We are learning that large scale conservation initiatives have economic value, in addition to ecological value. It is imperative that land management agencies begin to think in terms of the movement ecology of species, and not just the obvious charismatic megafauna like polar bears or elephants, but the slow migrators as well, such as trees and shrubs. As we face the escalating effects of the climate crisis, and the positive feedback loop of biodiversity loss it is feeding, floral and faunal stresses will increase and extirpation events will follow suit. We need governments and the land management agencies they oversee to think boldly and creatively about how to promote climate resilience and stem the tide of biodiversity loss. This includes upending the status quo, particularly in situations of commercial use that are no longer economically or ecologically viable due to climatic infeasibility. Livestock grazing in the desert Southwest is a perfect example of this. Check out Guardians’ grazing permit retirement campaign to learn more about the measures we’re taking to provide both ranchers and the land the opportunity to diversify and rehabilitate.
WildEarth Guardians’ Greater Gila Campaign is aiming to bundle all these factors together to form a new style of connectivity conservation to be practiced on several million acres of protected land spanning the New Mexico-Arizona border, a region facing dire water stresses and increased threats to already endangered species and ecosystems in a climate crisis-induced megadrought. We envision a large landscape designation that would set the stage for the ecological and economic benefits of land protections to be, for lack of a better word, capitalized on. What if, in this landscape that inspired Aldo Leopold’s visionary land ethic, the Forest Service fully mobilized the Leopoldian legacy in service of new standards of management that align with 30×30 goals and IUCN guidelines?
What if the Greater Gila Bioregion became a national model for what public lands management can become when we all choose climate resilience and biodiversity over asymmetrically distributed profits from extractive industries? What if the devastation wreaked by multinational corporations like Freeport-McMoRan and their Chino Mine in Silver City, NM was remediated and then abandoned in favor of a civil corps committed to custodial environmental efforts? The Taos Pueblo-Rocky Mountain Youth Corps just up the road in Taos, NM offers an example of a creative solution to both social and environmental issues. For 25 years they have been offering tribal youth the opportunity to learn valuable skills while contributing to the ecological resilience of their community. Similar federally funded programs are needed throughout the West, and ecological robustness is a good investment no matter how you slice it.

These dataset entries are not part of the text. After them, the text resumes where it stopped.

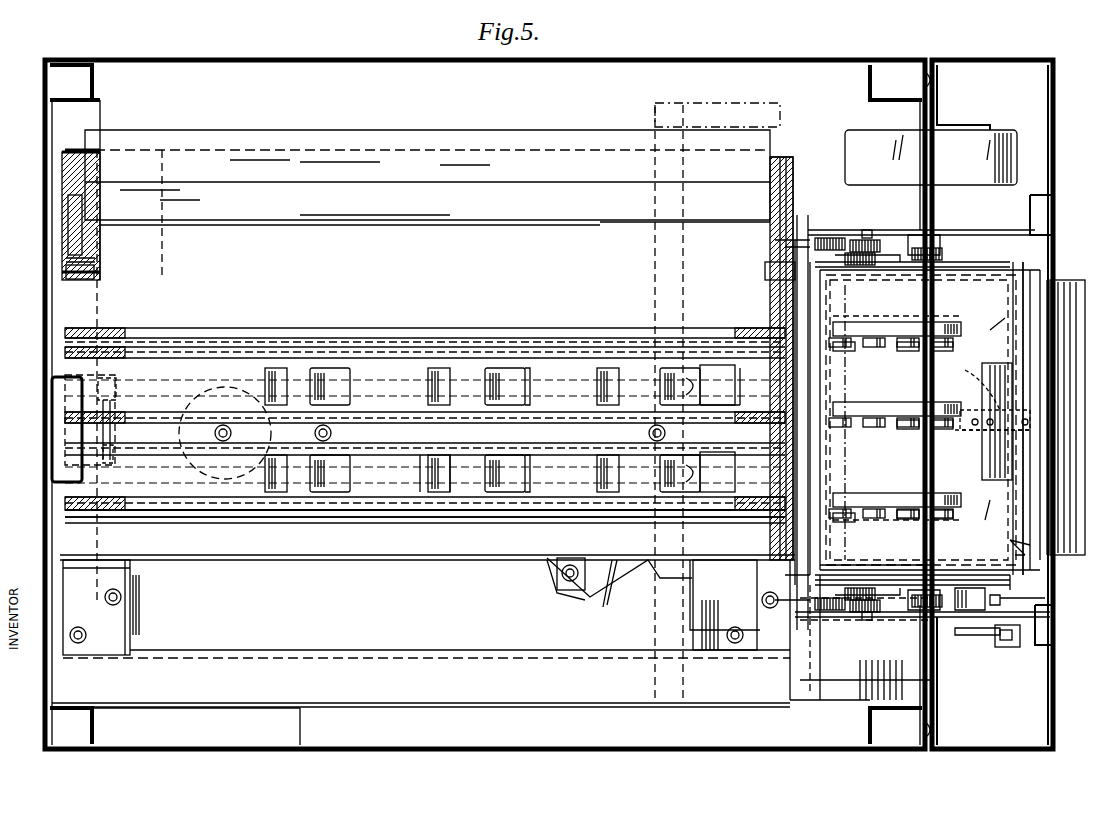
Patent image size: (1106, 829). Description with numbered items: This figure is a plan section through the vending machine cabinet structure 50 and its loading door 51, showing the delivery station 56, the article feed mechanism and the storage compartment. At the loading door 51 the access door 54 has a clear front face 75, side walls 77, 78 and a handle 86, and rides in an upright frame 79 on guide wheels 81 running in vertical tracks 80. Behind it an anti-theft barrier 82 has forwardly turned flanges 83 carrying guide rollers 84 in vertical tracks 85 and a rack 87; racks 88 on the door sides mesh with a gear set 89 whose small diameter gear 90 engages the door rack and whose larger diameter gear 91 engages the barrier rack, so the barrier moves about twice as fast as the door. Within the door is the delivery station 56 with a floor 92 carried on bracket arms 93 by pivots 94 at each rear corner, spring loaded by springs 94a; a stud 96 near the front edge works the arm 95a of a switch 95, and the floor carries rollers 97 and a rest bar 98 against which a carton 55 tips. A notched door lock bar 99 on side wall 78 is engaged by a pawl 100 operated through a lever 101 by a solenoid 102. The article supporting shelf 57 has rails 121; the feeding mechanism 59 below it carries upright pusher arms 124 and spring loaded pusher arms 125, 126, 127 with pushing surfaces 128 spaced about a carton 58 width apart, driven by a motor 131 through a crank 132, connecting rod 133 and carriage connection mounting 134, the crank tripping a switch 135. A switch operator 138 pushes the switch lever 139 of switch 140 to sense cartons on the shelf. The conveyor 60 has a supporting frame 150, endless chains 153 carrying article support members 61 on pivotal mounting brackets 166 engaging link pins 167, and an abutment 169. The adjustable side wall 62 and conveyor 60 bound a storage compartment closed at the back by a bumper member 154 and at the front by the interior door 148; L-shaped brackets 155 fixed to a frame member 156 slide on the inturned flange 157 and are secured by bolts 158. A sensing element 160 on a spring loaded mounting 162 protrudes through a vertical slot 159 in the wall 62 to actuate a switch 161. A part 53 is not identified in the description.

The cabinet structure 50 is at (697, 60).
The loading door 51 is at (1005, 65).
The bracket 53 is at (765, 272).
The access door 54 is at (1050, 268).
The carton 55 is at (840, 360).
The delivery station 56 is at (1040, 560).
The article supporting shelf 57 is at (361, 526).
The carton 58 is at (605, 530).
The feeding mechanism 59 is at (552, 517).
The conveyor 60 is at (381, 283).
The article support members 61 is at (300, 285).
The adjustable side wall 62 is at (383, 562).
The front face 75 is at (1030, 350).
The side wall 77 is at (965, 262).
The side wall 78 is at (958, 560).
The upright frame 79 is at (1003, 230).
The vertical tracks 80 is at (945, 236).
The guide wheels 81 is at (912, 560).
The anti-theft barrier 82 is at (820, 392).
The forwardly turned flanges 83 is at (785, 253).
The guide rollers 84 is at (820, 236).
The vertical tracks 85 is at (775, 236).
The handle 86 is at (1055, 290).
The rack 87 is at (852, 262).
The racks 88 is at (880, 248).
The gear set 89 is at (869, 222).
The small diameter gear 90 is at (855, 238).
The larger diameter gear 91 is at (940, 255).
The floor 92 is at (919, 420).
The bracket arms 93 is at (990, 419).
The pivots 94 is at (850, 316).
The springs 94a is at (850, 500).
The switch 95 is at (965, 432).
The arm 95a is at (979, 384).
The stud 96 is at (1015, 432).
The rollers 97 is at (925, 340).
The rest bar 98 is at (982, 388).
The notched door lock bar 99 is at (1045, 592).
The pawl 100 is at (1050, 603).
The lever 101 is at (982, 637).
The solenoid 102 is at (1000, 650).
The rails 121 is at (160, 325).
The upright pusher arms 124 is at (263, 379).
The spring loaded pusher arms 125 is at (312, 395).
The pusher arms 126 is at (485, 393).
The pusher arms 127 is at (658, 378).
The pushing surface 128 is at (432, 368).
The motor 131 is at (202, 396).
The crank 132 is at (245, 450).
The connecting rod 133 is at (442, 522).
The carriage connection mounting 134 is at (590, 436).
The switch 135 is at (118, 395).
The spring loaded switch operator 138 is at (717, 428).
The switch lever 139 is at (748, 386).
The switch 140 is at (720, 395).
The interior door 148 is at (810, 690).
The supporting frame 150 is at (60, 168).
The endless chains 153 is at (62, 272).
The bumper member 154 is at (85, 472).
The L-shaped bracket 155 is at (130, 616).
The frame member 156 is at (228, 712).
The inturned flange 157 is at (315, 665).
The bolts 158 is at (122, 595).
The vertical slot 159 is at (612, 590).
The spring loaded sensing element 160 is at (615, 572).
The switch 161 is at (700, 600).
The spring loaded mounting 162 is at (557, 578).
The pivotal mounting bracket 166 is at (95, 263).
The article support member mounting means 167 is at (95, 271).
The abutment 169 is at (85, 258).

What if the contemporary and historical Indigenous relationship to land was valued as much as or more than its grazing or mining or drilling potential? What if our governance of public spaces became polycentric, orbiting around a commitment to fostering diversity of both human and non-human inhabitants, prioritizing respect and stewardship and education in order to ensure bio-integrity for many generations to come?
We need not speculate over every counterfactual. It is time to take the efforts of the World Economic Forum and the IUCN and run with them. We must run towards the incredible expanses of open space that define who we know ourselves to be. We must think in terms of the commons, for public lands are, at their core, common lands. We must honor their original and current Indigenous inhabitants. We must follow their lead on respectful cohabitation. Let’s make the Greater Gila the exemplar for connectivity conservation, multispecies justice, and a softer, more considerate way of being a human on Planet Earth.